Diego Radamés - Europa Press - Arquivo
MADRID 28 maio (EUROPA PRESS) -
O Diretor Geral de Saúde Pública e Equidade em Saúde do Ministério da Saúde, Pedro Gullón, informou nesta quarta-feira que a Espanha não levará em conta as sugestões feitas por países europeus "claramente elaboradas" pela indústria do tabaco, em relação ao seu projeto de Decreto Real para regular certos produtos relacionados ao tabaco, como cigarros eletrônicos, produtos herbais aquecidos ou bolsas de nicotina.

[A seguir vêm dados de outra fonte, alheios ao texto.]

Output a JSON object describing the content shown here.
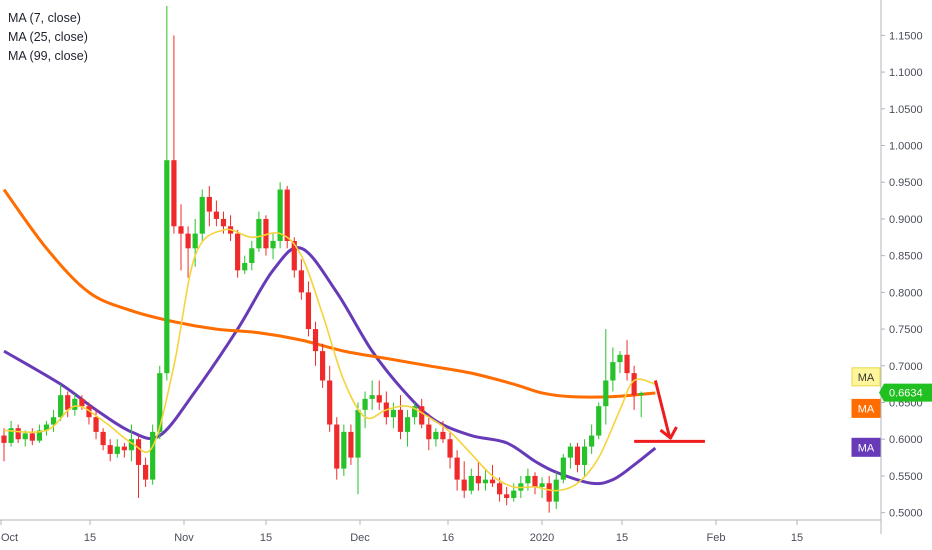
{
  "legend": [
    {
      "label": "MA (7, close)",
      "color": "#f5d33a"
    },
    {
      "label": "MA (25, close)",
      "color": "#ff6d00"
    },
    {
      "label": "MA (99, close)",
      "color": "#673ab7"
    }
  ],
  "chart_data": {
    "type": "candlestick",
    "title": "",
    "xlabel": "",
    "ylabel": "",
    "x_ticks": [
      "Oct",
      "15",
      "Nov",
      "15",
      "Dec",
      "16",
      "2020",
      "15",
      "Feb",
      "15"
    ],
    "y_ticks": [
      "0.5000",
      "0.5500",
      "0.6000",
      "0.6500",
      "0.7000",
      "0.7500",
      "0.8000",
      "0.8500",
      "0.9000",
      "0.9500",
      "1.0000",
      "1.0500",
      "1.1000",
      "1.1500"
    ],
    "ylim": [
      0.49,
      1.19
    ],
    "grid": false,
    "colors": {
      "up": "#26c229",
      "down": "#ef2a2a",
      "ma7": "#f5d33a",
      "ma25": "#ff6d00",
      "ma99": "#673ab7",
      "annotation": "#ee1c1c"
    },
    "candles": [
      [
        0.605,
        0.615,
        0.57,
        0.595
      ],
      [
        0.595,
        0.625,
        0.59,
        0.615
      ],
      [
        0.615,
        0.62,
        0.595,
        0.6
      ],
      [
        0.6,
        0.612,
        0.59,
        0.608
      ],
      [
        0.608,
        0.615,
        0.592,
        0.598
      ],
      [
        0.598,
        0.62,
        0.595,
        0.612
      ],
      [
        0.612,
        0.625,
        0.605,
        0.62
      ],
      [
        0.62,
        0.64,
        0.61,
        0.63
      ],
      [
        0.63,
        0.675,
        0.625,
        0.66
      ],
      [
        0.66,
        0.665,
        0.63,
        0.64
      ],
      [
        0.64,
        0.662,
        0.632,
        0.655
      ],
      [
        0.655,
        0.66,
        0.64,
        0.645
      ],
      [
        0.645,
        0.65,
        0.62,
        0.63
      ],
      [
        0.63,
        0.64,
        0.6,
        0.61
      ],
      [
        0.61,
        0.615,
        0.585,
        0.592
      ],
      [
        0.592,
        0.6,
        0.57,
        0.58
      ],
      [
        0.58,
        0.6,
        0.575,
        0.59
      ],
      [
        0.59,
        0.595,
        0.575,
        0.585
      ],
      [
        0.585,
        0.62,
        0.57,
        0.6
      ],
      [
        0.6,
        0.605,
        0.52,
        0.565
      ],
      [
        0.565,
        0.575,
        0.535,
        0.545
      ],
      [
        0.545,
        0.62,
        0.538,
        0.61
      ],
      [
        0.61,
        0.7,
        0.6,
        0.69
      ],
      [
        0.69,
        1.19,
        0.68,
        0.98
      ],
      [
        0.98,
        1.15,
        0.88,
        0.89
      ],
      [
        0.89,
        0.92,
        0.83,
        0.88
      ],
      [
        0.88,
        0.89,
        0.82,
        0.86
      ],
      [
        0.86,
        0.9,
        0.835,
        0.88
      ],
      [
        0.88,
        0.94,
        0.87,
        0.93
      ],
      [
        0.93,
        0.945,
        0.89,
        0.91
      ],
      [
        0.91,
        0.925,
        0.89,
        0.9
      ],
      [
        0.9,
        0.91,
        0.88,
        0.89
      ],
      [
        0.89,
        0.905,
        0.87,
        0.88
      ],
      [
        0.88,
        0.885,
        0.82,
        0.83
      ],
      [
        0.83,
        0.85,
        0.825,
        0.84
      ],
      [
        0.84,
        0.87,
        0.83,
        0.86
      ],
      [
        0.86,
        0.91,
        0.855,
        0.9
      ],
      [
        0.9,
        0.905,
        0.85,
        0.86
      ],
      [
        0.86,
        0.88,
        0.845,
        0.87
      ],
      [
        0.87,
        0.95,
        0.86,
        0.94
      ],
      [
        0.94,
        0.945,
        0.86,
        0.87
      ],
      [
        0.87,
        0.875,
        0.82,
        0.83
      ],
      [
        0.83,
        0.845,
        0.79,
        0.8
      ],
      [
        0.8,
        0.815,
        0.74,
        0.75
      ],
      [
        0.75,
        0.76,
        0.7,
        0.72
      ],
      [
        0.72,
        0.73,
        0.67,
        0.68
      ],
      [
        0.68,
        0.7,
        0.61,
        0.62
      ],
      [
        0.62,
        0.63,
        0.545,
        0.56
      ],
      [
        0.56,
        0.62,
        0.55,
        0.61
      ],
      [
        0.61,
        0.62,
        0.565,
        0.575
      ],
      [
        0.575,
        0.65,
        0.525,
        0.64
      ],
      [
        0.64,
        0.665,
        0.615,
        0.655
      ],
      [
        0.655,
        0.68,
        0.64,
        0.66
      ],
      [
        0.66,
        0.68,
        0.64,
        0.65
      ],
      [
        0.65,
        0.665,
        0.62,
        0.63
      ],
      [
        0.63,
        0.65,
        0.615,
        0.64
      ],
      [
        0.64,
        0.66,
        0.6,
        0.61
      ],
      [
        0.61,
        0.64,
        0.59,
        0.63
      ],
      [
        0.63,
        0.65,
        0.62,
        0.645
      ],
      [
        0.645,
        0.655,
        0.615,
        0.62
      ],
      [
        0.62,
        0.635,
        0.585,
        0.6
      ],
      [
        0.6,
        0.615,
        0.59,
        0.61
      ],
      [
        0.61,
        0.625,
        0.595,
        0.6
      ],
      [
        0.6,
        0.61,
        0.56,
        0.575
      ],
      [
        0.575,
        0.585,
        0.53,
        0.545
      ],
      [
        0.545,
        0.57,
        0.52,
        0.53
      ],
      [
        0.53,
        0.56,
        0.525,
        0.55
      ],
      [
        0.55,
        0.57,
        0.53,
        0.54
      ],
      [
        0.54,
        0.56,
        0.53,
        0.545
      ],
      [
        0.545,
        0.565,
        0.535,
        0.54
      ],
      [
        0.54,
        0.548,
        0.515,
        0.525
      ],
      [
        0.525,
        0.535,
        0.51,
        0.52
      ],
      [
        0.52,
        0.54,
        0.515,
        0.53
      ],
      [
        0.53,
        0.55,
        0.52,
        0.54
      ],
      [
        0.54,
        0.56,
        0.53,
        0.55
      ],
      [
        0.55,
        0.555,
        0.525,
        0.535
      ],
      [
        0.535,
        0.548,
        0.52,
        0.54
      ],
      [
        0.54,
        0.55,
        0.5,
        0.515
      ],
      [
        0.515,
        0.555,
        0.505,
        0.545
      ],
      [
        0.545,
        0.58,
        0.54,
        0.575
      ],
      [
        0.575,
        0.595,
        0.56,
        0.59
      ],
      [
        0.59,
        0.595,
        0.555,
        0.565
      ],
      [
        0.565,
        0.6,
        0.55,
        0.59
      ],
      [
        0.59,
        0.62,
        0.58,
        0.605
      ],
      [
        0.605,
        0.65,
        0.6,
        0.645
      ],
      [
        0.645,
        0.75,
        0.62,
        0.68
      ],
      [
        0.68,
        0.725,
        0.665,
        0.705
      ],
      [
        0.705,
        0.72,
        0.69,
        0.715
      ],
      [
        0.715,
        0.735,
        0.68,
        0.69
      ],
      [
        0.69,
        0.7,
        0.64,
        0.66
      ],
      [
        0.66,
        0.665,
        0.63,
        0.663
      ]
    ],
    "ma99": {
      "start_value": 0.72,
      "points": [
        [
          0,
          0.72
        ],
        [
          8,
          0.675
        ],
        [
          13,
          0.64
        ],
        [
          18,
          0.61
        ],
        [
          22,
          0.605
        ],
        [
          27,
          0.665
        ],
        [
          33,
          0.75
        ],
        [
          38,
          0.83
        ],
        [
          42,
          0.86
        ],
        [
          47,
          0.8
        ],
        [
          52,
          0.72
        ],
        [
          57,
          0.66
        ],
        [
          61,
          0.625
        ],
        [
          66,
          0.605
        ],
        [
          71,
          0.595
        ],
        [
          75,
          0.57
        ],
        [
          78,
          0.555
        ],
        [
          83,
          0.54
        ],
        [
          86,
          0.545
        ],
        [
          89,
          0.565
        ],
        [
          92,
          0.588
        ]
      ]
    },
    "ma25": {
      "points": [
        [
          0,
          0.94
        ],
        [
          6,
          0.86
        ],
        [
          12,
          0.8
        ],
        [
          18,
          0.775
        ],
        [
          24,
          0.76
        ],
        [
          30,
          0.75
        ],
        [
          36,
          0.745
        ],
        [
          42,
          0.735
        ],
        [
          48,
          0.72
        ],
        [
          54,
          0.71
        ],
        [
          60,
          0.7
        ],
        [
          66,
          0.69
        ],
        [
          72,
          0.675
        ],
        [
          76,
          0.663
        ],
        [
          80,
          0.658
        ],
        [
          86,
          0.658
        ],
        [
          92,
          0.663
        ]
      ]
    },
    "ma7": {
      "points": [
        [
          0,
          0.612
        ],
        [
          6,
          0.612
        ],
        [
          10,
          0.645
        ],
        [
          14,
          0.625
        ],
        [
          18,
          0.595
        ],
        [
          21,
          0.59
        ],
        [
          24,
          0.7
        ],
        [
          27,
          0.85
        ],
        [
          31,
          0.885
        ],
        [
          35,
          0.875
        ],
        [
          39,
          0.88
        ],
        [
          42,
          0.85
        ],
        [
          45,
          0.77
        ],
        [
          48,
          0.68
        ],
        [
          51,
          0.63
        ],
        [
          54,
          0.64
        ],
        [
          57,
          0.645
        ],
        [
          60,
          0.63
        ],
        [
          63,
          0.61
        ],
        [
          66,
          0.58
        ],
        [
          69,
          0.55
        ],
        [
          72,
          0.535
        ],
        [
          75,
          0.535
        ],
        [
          78,
          0.53
        ],
        [
          81,
          0.54
        ],
        [
          84,
          0.575
        ],
        [
          87,
          0.64
        ],
        [
          89,
          0.68
        ],
        [
          92,
          0.675
        ]
      ]
    },
    "current_price": "0.6634",
    "badges": [
      {
        "label": "MA",
        "value": 0.685,
        "bg": "#fff59d",
        "fg": "#333333",
        "border": "#e6d94a"
      },
      {
        "label": "MA",
        "value": 0.642,
        "bg": "#ff6d00",
        "fg": "#ffffff",
        "border": "#ff6d00"
      },
      {
        "label": "MA",
        "value": 0.589,
        "bg": "#673ab7",
        "fg": "#ffffff",
        "border": "#673ab7"
      }
    ],
    "annotation": {
      "type": "arrow-and-support-line",
      "arrow_from": [
        92,
        0.68
      ],
      "arrow_to": [
        94,
        0.603
      ],
      "line_level": 0.597,
      "line_from": 89,
      "line_to": 99
    }
  }
}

"Alguns países disseram que não gostam dessa reforma. Muitos outros não gostam. Estamos trabalhando na resposta a esses países. Esse processo de diálogo será concluído até o final de julho. Quando esse processo estiver concluído, continuaremos com o processo legislativo", disse Gullón durante uma coletiva de imprensa organizada pela Sociedade Espanhola de Pneumologia e Cirurgia Torácica (SEPAR) antes do Dia Mundial sem Tabaco, que será comemorado no próximo sábado.
A Itália, a Suécia, a Grécia, a Romênia e a República Tcheca acusaram a Espanha de limitar injustificadamente a livre circulação de mercadorias, violando o artigo 34 da UE e, embora Gullón tenha enfatizado que eles estão analisando todas as sugestões, eles não levarão em conta aquelas feitas pela indústria do tabaco.

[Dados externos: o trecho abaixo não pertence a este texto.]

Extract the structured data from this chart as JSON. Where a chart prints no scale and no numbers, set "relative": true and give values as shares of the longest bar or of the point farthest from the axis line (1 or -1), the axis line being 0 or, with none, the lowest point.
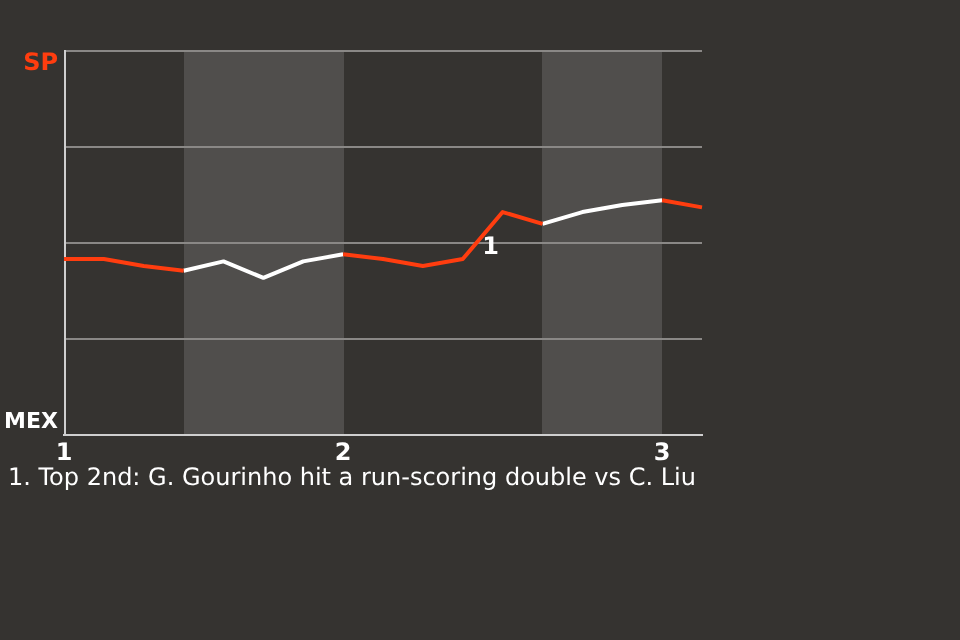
{
  "chart_data": {
    "type": "line",
    "relative": true,
    "categories": [
      "1",
      null,
      null,
      null,
      null,
      null,
      null,
      "2",
      null,
      null,
      null,
      null,
      null,
      null,
      null,
      "3",
      null
    ],
    "series": [
      {
        "color": "#ff3d0f",
        "values": [
          0.75,
          0.75,
          0.72,
          0.7,
          null,
          null,
          null,
          0.77,
          0.75,
          0.72,
          0.75,
          0.95,
          0.9,
          null,
          null,
          1,
          0.97
        ]
      },
      {
        "color": "#ffffff",
        "values": [
          null,
          null,
          null,
          0.7,
          0.74,
          0.67,
          0.74,
          0.77,
          null,
          null,
          null,
          null,
          0.9,
          0.95,
          0.98,
          1,
          null
        ]
      }
    ],
    "ref_lines": [
      {
        "axis": "y",
        "value": 0.41,
        "color": "#8a8886"
      },
      {
        "axis": "y",
        "value": 0.82,
        "color": "#8a8886"
      },
      {
        "axis": "y",
        "value": 1.23,
        "color": "#8a8886"
      },
      {
        "axis": "y",
        "value": 1.64,
        "color": "#8a8886"
      }
    ],
    "annotations": [
      "SP",
      "MEX",
      {
        "text": "1",
        "y": 0.95
      },
      "1. Top 2nd: G. Gourinho hit a run-scoring double vs C. Liu"
    ],
    "legend": false,
    "marker": "none",
    "line_style": "solid"
  }
}
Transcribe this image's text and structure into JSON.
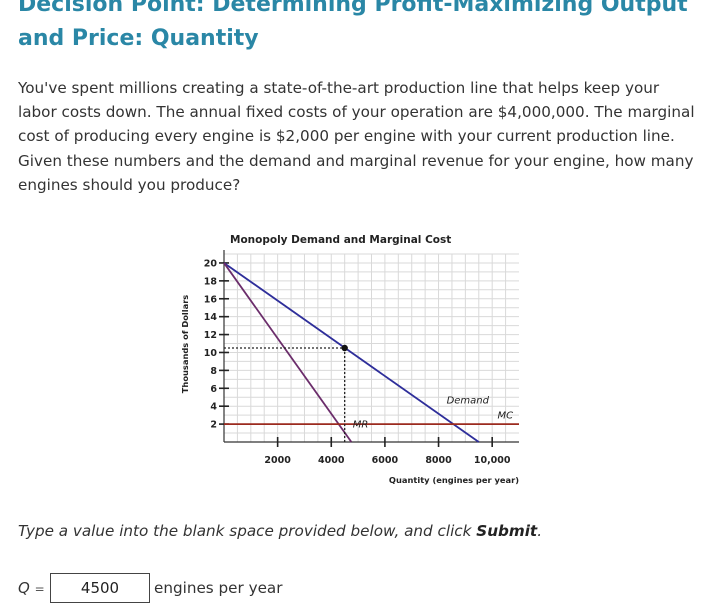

"Bem, estamos analisando todas elas. Mas aquelas que são claramente, e nós sabemos disso, que são claramente respostas preparadas pela indústria do tabaco, não serão levadas em conta", explicou.
Depois disso, ele enfatizou que uma de suas principais missões com esse Decreto Real é introduzir novos elementos e novas formas de consumo de produtos relacionados ao tabaco, que são uma "porta de entrada" para o consumo de tabaco convencional, especialmente entre os jovens, além de representar um risco para a saúde dos consumidores.

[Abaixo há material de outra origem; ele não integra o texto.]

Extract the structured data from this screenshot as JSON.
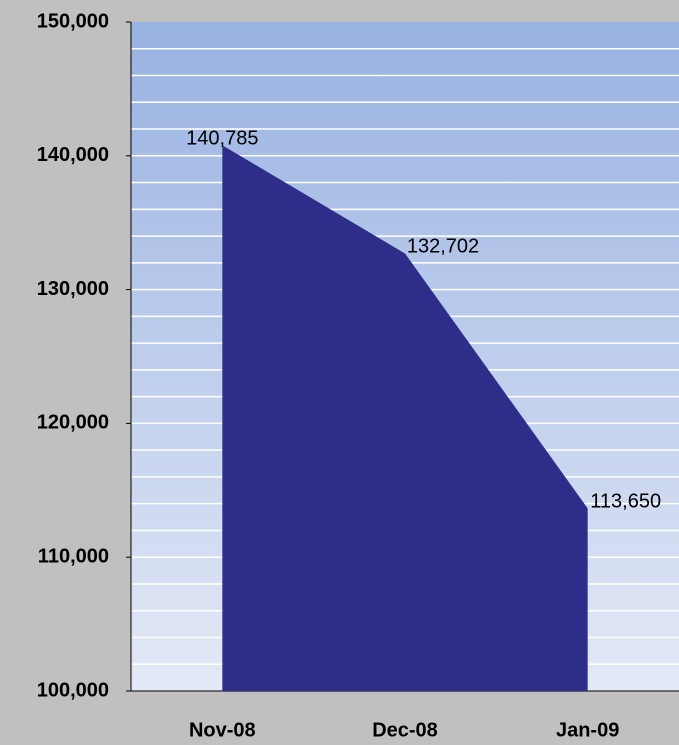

A Comissão Europeia, por sua vez, também enviou um parecer fundamentado e fez várias observações, com foco nas definições de "cigarro eletrônico descartável" e "produto relacionado", que considera "mais amplas" do que as estabelecidas nos regulamentos europeus. "A definição introduzida pela Espanha gera confusão sobre o escopo dos requisitos relevantes", disse a Comissão em seu relatório.